Сказать честно, я даже подумал нехорошо об этом серьёзном сдержанном человеке, на которого у нас за сутки с лишним пути не было ни единого нарекания.
Выколачивает дополнительные доходы из своей должности?
Проводник держался достаточно вежливо и в то же время твёрдо. Впрочем, никто не собирался ему перечить.
Известно, что в пути пассажиры едят, остается много объедков.

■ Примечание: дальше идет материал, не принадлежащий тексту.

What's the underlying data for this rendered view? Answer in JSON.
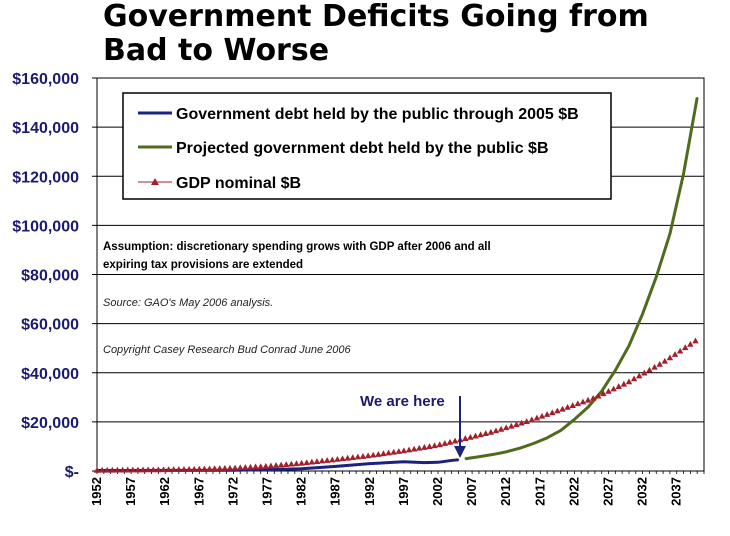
{
  "chart_data": {
    "type": "line",
    "title": "Government Deficits Going from Bad to Worse",
    "xlabel": "",
    "ylabel": "",
    "xlim": [
      1952,
      2041
    ],
    "ylim": [
      0,
      160000
    ],
    "y_ticks": [
      0,
      20000,
      40000,
      60000,
      80000,
      100000,
      120000,
      140000,
      160000
    ],
    "y_tick_labels": [
      "$-",
      "$20,000",
      "$40,000",
      "$60,000",
      "$80,000",
      "$100,000",
      "$120,000",
      "$140,000",
      "$160,000"
    ],
    "x_tick_labels": [
      "1952",
      "1957",
      "1962",
      "1967",
      "1972",
      "1977",
      "1982",
      "1987",
      "1992",
      "1997",
      "2002",
      "2007",
      "2012",
      "2017",
      "2022",
      "2027",
      "2032",
      "2037"
    ],
    "grid": true,
    "legend_position": "top",
    "series": [
      {
        "name": "Government debt held by the public through 2005 $B",
        "color": "#1a237e",
        "marker": "none",
        "x": [
          1952,
          1957,
          1962,
          1967,
          1972,
          1977,
          1982,
          1987,
          1992,
          1997,
          2000,
          2002,
          2004,
          2005
        ],
        "y": [
          215,
          225,
          250,
          270,
          320,
          550,
          920,
          1900,
          3000,
          3770,
          3400,
          3540,
          4300,
          4600
        ]
      },
      {
        "name": "Projected government debt held by the public $B",
        "color": "#4f6b1e",
        "marker": "none",
        "x": [
          2006,
          2008,
          2010,
          2012,
          2014,
          2016,
          2018,
          2020,
          2022,
          2024,
          2026,
          2028,
          2030,
          2032,
          2034,
          2036,
          2038,
          2040
        ],
        "y": [
          5000,
          5800,
          6700,
          7800,
          9300,
          11200,
          13500,
          16500,
          21000,
          26000,
          32500,
          41000,
          51000,
          64000,
          79000,
          96500,
          121000,
          152000
        ]
      },
      {
        "name": "GDP nominal $B",
        "color": "#a31f2b",
        "marker": "triangle",
        "x": [
          1952,
          1957,
          1962,
          1967,
          1972,
          1977,
          1982,
          1987,
          1992,
          1997,
          2002,
          2005,
          2010,
          2015,
          2020,
          2025,
          2030,
          2035,
          2040
        ],
        "y": [
          360,
          470,
          600,
          830,
          1240,
          2030,
          3250,
          4740,
          6340,
          8300,
          10600,
          12600,
          16000,
          20200,
          25000,
          29900,
          36400,
          44300,
          53500
        ]
      }
    ],
    "annotations": [
      "Assumption: discretionary spending grows with GDP after 2006 and all",
      "expiring tax provisions are extended",
      "Source:  GAO's May 2006 analysis.",
      "Copyright  Casey Research  Bud Conrad  June 2006",
      "We are here"
    ]
  }
}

Всё это мы собрали и отдали ему.
— А всё-таки кому же? — спросила молоденькая пассажирка-студентка, возвращавшаяся в институт после каникул, аккуратно сметая в подставленный кулек колбасную шелуху, чёрствые корочки и крошки.

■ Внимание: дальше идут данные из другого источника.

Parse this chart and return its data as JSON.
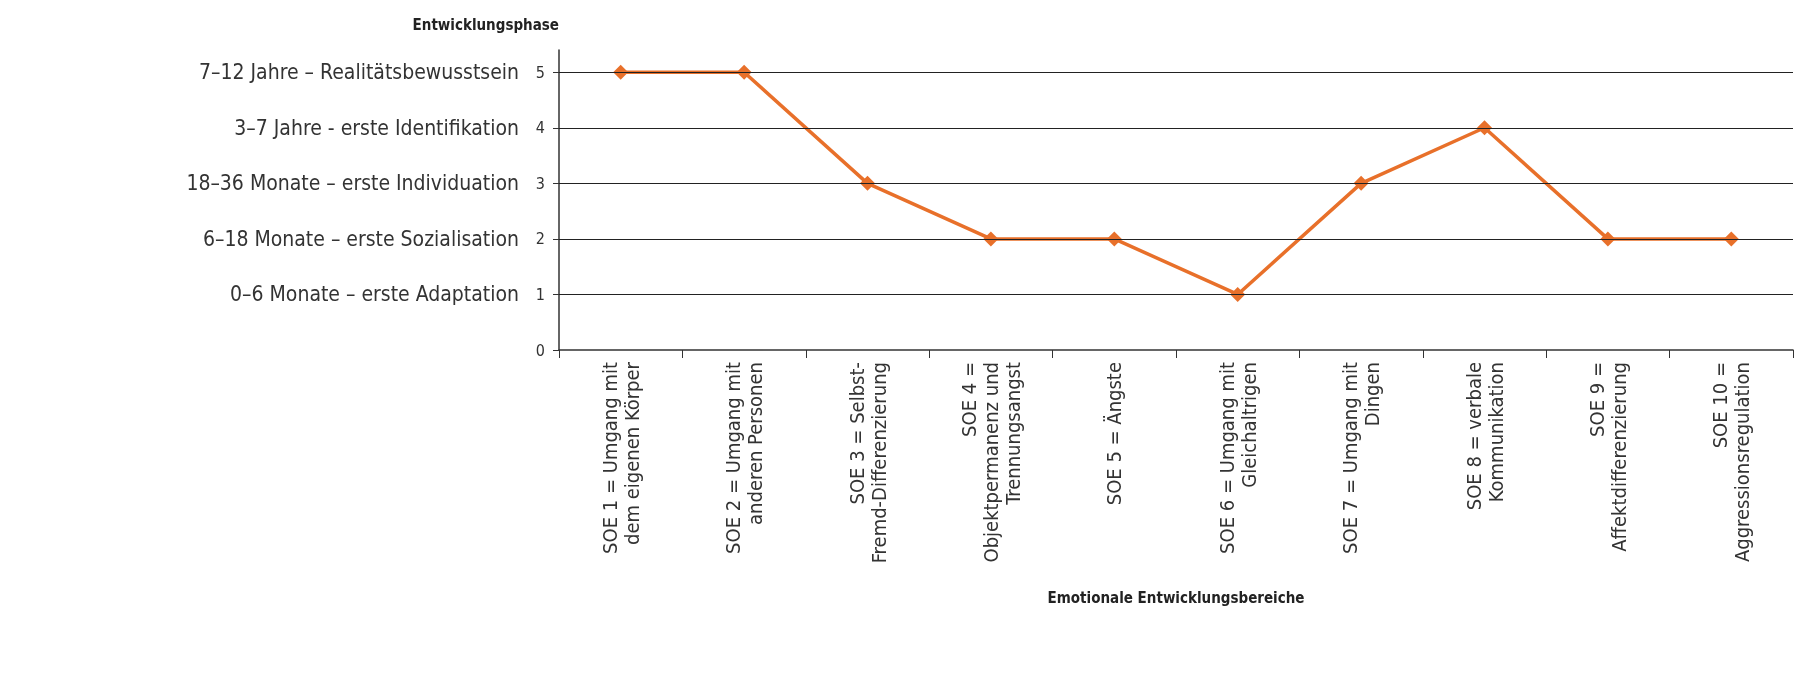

— Сейчас вы увидите, кто меня будет встречать… Скоро будет станция, поезд на ней стоит долго… — он оставался серьёзен, все шуточки и намёки отскакивали от него; только в глазах появилось какое-то новое выражение.
После, я видел, он прошёл по всему вагону, заглянул во все купе — всё с той же единственной целью.

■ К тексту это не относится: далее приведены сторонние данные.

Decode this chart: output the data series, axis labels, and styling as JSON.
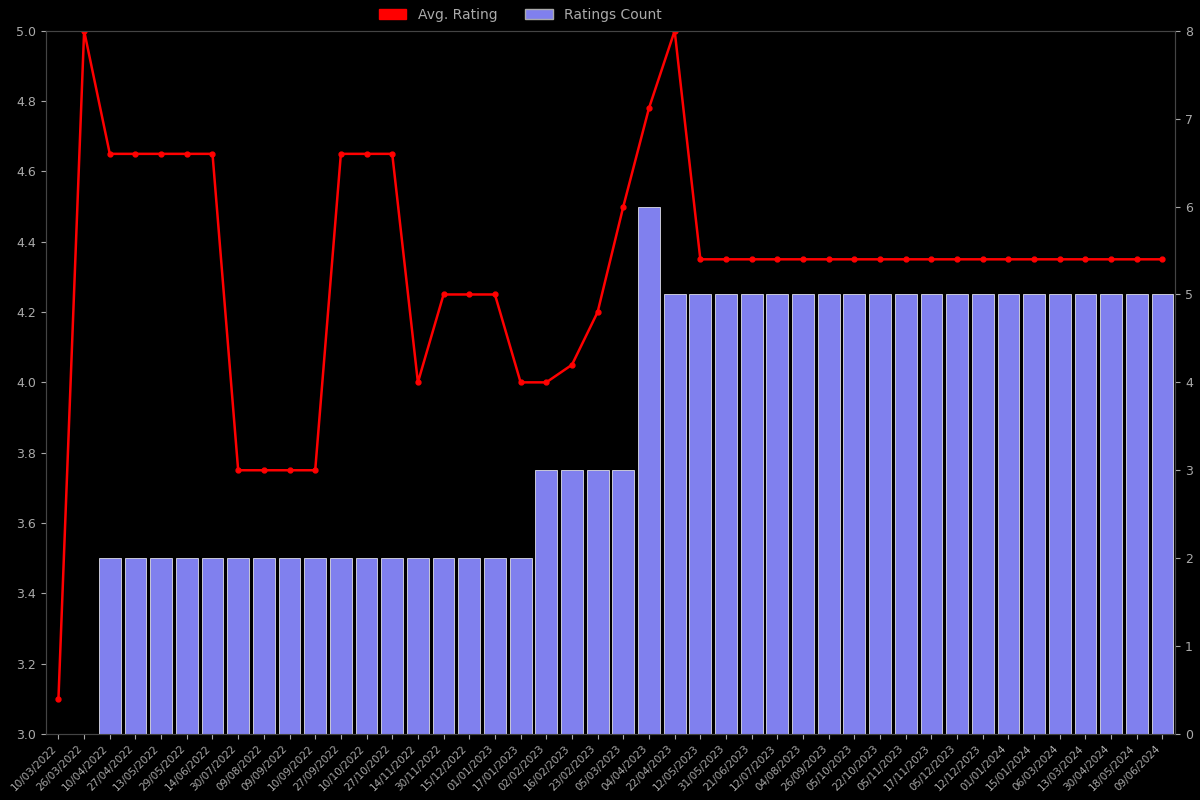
{
  "background_color": "#000000",
  "bar_color": "#8080ee",
  "bar_edge_color": "#ffffff",
  "line_color": "#ff0000",
  "left_ylim": [
    3.0,
    5.0
  ],
  "right_ylim": [
    0,
    8
  ],
  "left_yticks": [
    3.0,
    3.2,
    3.4,
    3.6,
    3.8,
    4.0,
    4.2,
    4.4,
    4.6,
    4.8,
    5.0
  ],
  "right_yticks": [
    0,
    1,
    2,
    3,
    4,
    5,
    6,
    7,
    8
  ],
  "dates": [
    "10/03/2022",
    "26/03/2022",
    "10/04/2022",
    "27/04/2022",
    "13/05/2022",
    "29/05/2022",
    "14/06/2022",
    "30/07/2022",
    "09/08/2022",
    "09/09/2022",
    "10/09/2022",
    "27/09/2022",
    "10/10/2022",
    "27/10/2022",
    "14/11/2022",
    "30/11/2022",
    "15/12/2022",
    "01/01/2023",
    "17/01/2023",
    "02/02/2023",
    "16/02/2023",
    "23/02/2023",
    "05/03/2023",
    "04/04/2023",
    "22/04/2023",
    "12/05/2023",
    "31/05/2023",
    "21/06/2023",
    "12/07/2023",
    "04/08/2023",
    "26/09/2023",
    "05/10/2023",
    "22/10/2023",
    "05/11/2023",
    "17/11/2023",
    "05/12/2023",
    "12/12/2023",
    "01/01/2024",
    "15/01/2024",
    "06/03/2024",
    "13/03/2024",
    "30/04/2024",
    "18/05/2024",
    "09/06/2024"
  ],
  "bar_counts": [
    0,
    0,
    2,
    2,
    2,
    2,
    2,
    2,
    2,
    2,
    2,
    2,
    2,
    2,
    2,
    2,
    2,
    2,
    2,
    3,
    3,
    3,
    3,
    6,
    5,
    5,
    5,
    5,
    5,
    5,
    5,
    5,
    5,
    5,
    5,
    5,
    5,
    5,
    5,
    5,
    5,
    5,
    5,
    5
  ],
  "line_values": [
    3.1,
    5.0,
    4.65,
    4.65,
    4.65,
    4.65,
    4.65,
    3.75,
    3.75,
    3.75,
    3.75,
    4.65,
    4.65,
    4.65,
    4.0,
    4.25,
    4.25,
    4.25,
    4.0,
    4.0,
    4.05,
    4.2,
    4.5,
    4.78,
    5.0,
    4.35,
    4.35,
    4.35,
    4.35,
    4.35,
    4.35,
    4.35,
    4.35,
    4.35,
    4.35,
    4.35,
    4.35,
    4.35,
    4.35,
    4.35,
    4.35,
    4.35,
    4.35,
    4.35
  ],
  "tick_label_color": "#aaaaaa",
  "tick_label_fontsize": 9,
  "xtick_fontsize": 7.5,
  "legend_label_avg": "Avg. Rating",
  "legend_label_count": "Ratings Count",
  "figsize": [
    12,
    8
  ]
}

Вагоны начали замедлять свой бег. Толчок. Поплыли чистенькие станционные постройки с красными черепичными крышами в том характерном стиле, по которому сразу отличишь Западную Украину — бывшую Галичину, или Красную Русь, окраинную часть нашего государства, — с тщательно ухоженными пашнями, чередующимися с небольшими перелесками, с разгуливающими группами и в одиночку важными грачами и замершими на одной ноге аистами.
Ещё толчок, локомотив затормозил… Высунувшись из окон, мы следили за проводником. Стоя на нижней ступеньке вагонной подножки со свертком под мышкой, он кого-то искал глазами.
Вот! Неужели ее? На перроне стояла старая-старая овчарка с мутными глазами, с облезшей свалявшейся шерстью, с обломанными расщеплёнными когтями, как бывает всегда у очень возрастных, запущенных и мало двигающихся собак. Весь вид её говорил, что она стара, одинока, лишена присмотра и ласки. Стара — ибо морда ее была седа (собаки с возрастом седеют, как и люди), в глазах синева, старческая катаракта; и без хозяина: гребень и щётка давно не касались ее шкуры.
Судя по всему, она бедствовала долго, и лишь опытный глаз по признакам экстерьера установил бы, что когда-то это было великолепное породистое животное, полное силы и красоты. Собака не проявила бурной радости, увидев проводника, лишь чуть шевельнула облезлым хвостом. Однако поведение, изменившееся выражение ее морды, когда проводник, спрыгнув на перрон, подошёл к ней, говорили, что она встречала именно его.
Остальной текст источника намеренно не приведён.